Densho Digital Archive
Oregon Nikkei Endowment Collection
Title: Kay Teramura Interview
Narrator: Kay Teramura
Interviewer: Alton Chung
Location: Ontario, Oregon
Date: December 5, 2004
Densho ID: denshovh-tkay-01-0005

<Begin Segment 5>

AC: How did you feel when you had to go to the Expo Center, the "assembly center"?

KT: Well, we accepted it. By gosh, they would, just packed up whatever you can carry, it was all we could carry, so I know my dad, he had some pictures, you know, emperor of Japan, you know, things like that, he said he buried them someplace. We went back and couldn't find it. So those things happened. It's something that we talk about, and that is the great thing that we experienced. It'll be a history, everybody, and there's many, many people that it was really a sad situation.

AC: How was it like in the Expo Center?

KT: Pardon?

AC: What was it like in the Expo Center when you arrived?

KT: Well, we were like one whole family.

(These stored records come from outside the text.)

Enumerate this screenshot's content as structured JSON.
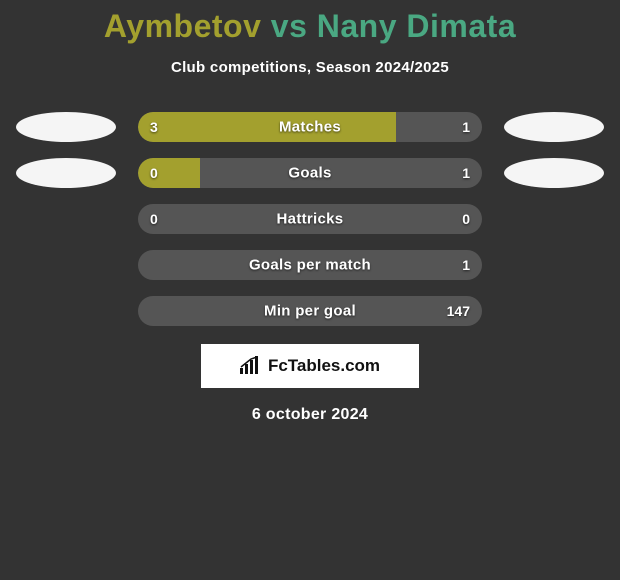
{
  "title": {
    "player1": "Aymbetov",
    "vs": " vs ",
    "player2": "Nany Dimata",
    "color1": "#a3a02e",
    "color2": "#4aa882"
  },
  "subtitle": "Club competitions, Season 2024/2025",
  "track_color": "#555555",
  "fill_color": "#a3a02e",
  "rows": [
    {
      "label": "Matches",
      "left": "3",
      "right": "1",
      "fill_pct": 75,
      "avatars": true
    },
    {
      "label": "Goals",
      "left": "0",
      "right": "1",
      "fill_pct": 18,
      "avatars": true
    },
    {
      "label": "Hattricks",
      "left": "0",
      "right": "0",
      "fill_pct": 0,
      "avatars": false
    },
    {
      "label": "Goals per match",
      "left": "",
      "right": "1",
      "fill_pct": 0,
      "avatars": false
    },
    {
      "label": "Min per goal",
      "left": "",
      "right": "147",
      "fill_pct": 0,
      "avatars": false
    }
  ],
  "footer_brand": "FcTables.com",
  "date": "6 october 2024",
  "avatar_bg": "#f5f5f5"
}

It's amazing, you know, we were all very comfortable, we just, we accepted it, that's the main thing. It isn't that it's comfortable, you just accepted it. And you know how Japanese people, gaman suru, you know, they call it, Japanese, and by gosh, I have to hand it to 'em. I'm not bragging because I'm a Japanese, but I hear from my parents and I hear from... then I worked with the Japanese consul a lot, so I know their feelings there. They are courteous. I worked with the Japanese consul a lot, and this is one up here. See, "Dear Teramura," that's sent to me from Hokkaido. I was agricultural tour over there, and they were very, very good to me.

Being Japanese, I had quite a bit of advantage in my onion business, too. You know, the Japanese are the winter onion, they had their markets over there in China, the Philippines, Oriental market, and then they could buy onions from the U.S., so they were pretty much concerned about their market. They're not going to tell you the secrets of market, but being Japanese, I worked with them, so they used to call me, I used to call them in Hokkaido. Sometime I'd get my time mixed and I'd wake 'em up. They said, "Oh, I'm the caretaker." He says, "Only five o'clock in the morning." "Oh," I said, "I'm sorry," get a hold of the man over there. So those things do happen. But it was a great experience. But that's one of them, and then you can see there, it's just full of it. But anyway, I worked with the businesspeople. I was honest to 'em, they were real honest to me, and I think that was part of my whole life enjoyment. I'm just telling you people, but to me, I will never forget it. And I tell my son the same thing: there are secrets in all trades.

AC: Did you go to Japanese school as a child?

KT: No, I didn't go to Japanese school, I just learned Japanese by parents and my sisters. They're all pretty fluent in Japanese, read and write. But I'm not Japanese at all, but I speak it quite a bit. But, you know, I'm not like I used to be. I have trouble with people's names, and so I really was, I was kind of not accepting this particular interview, but anyway, we'll work with you.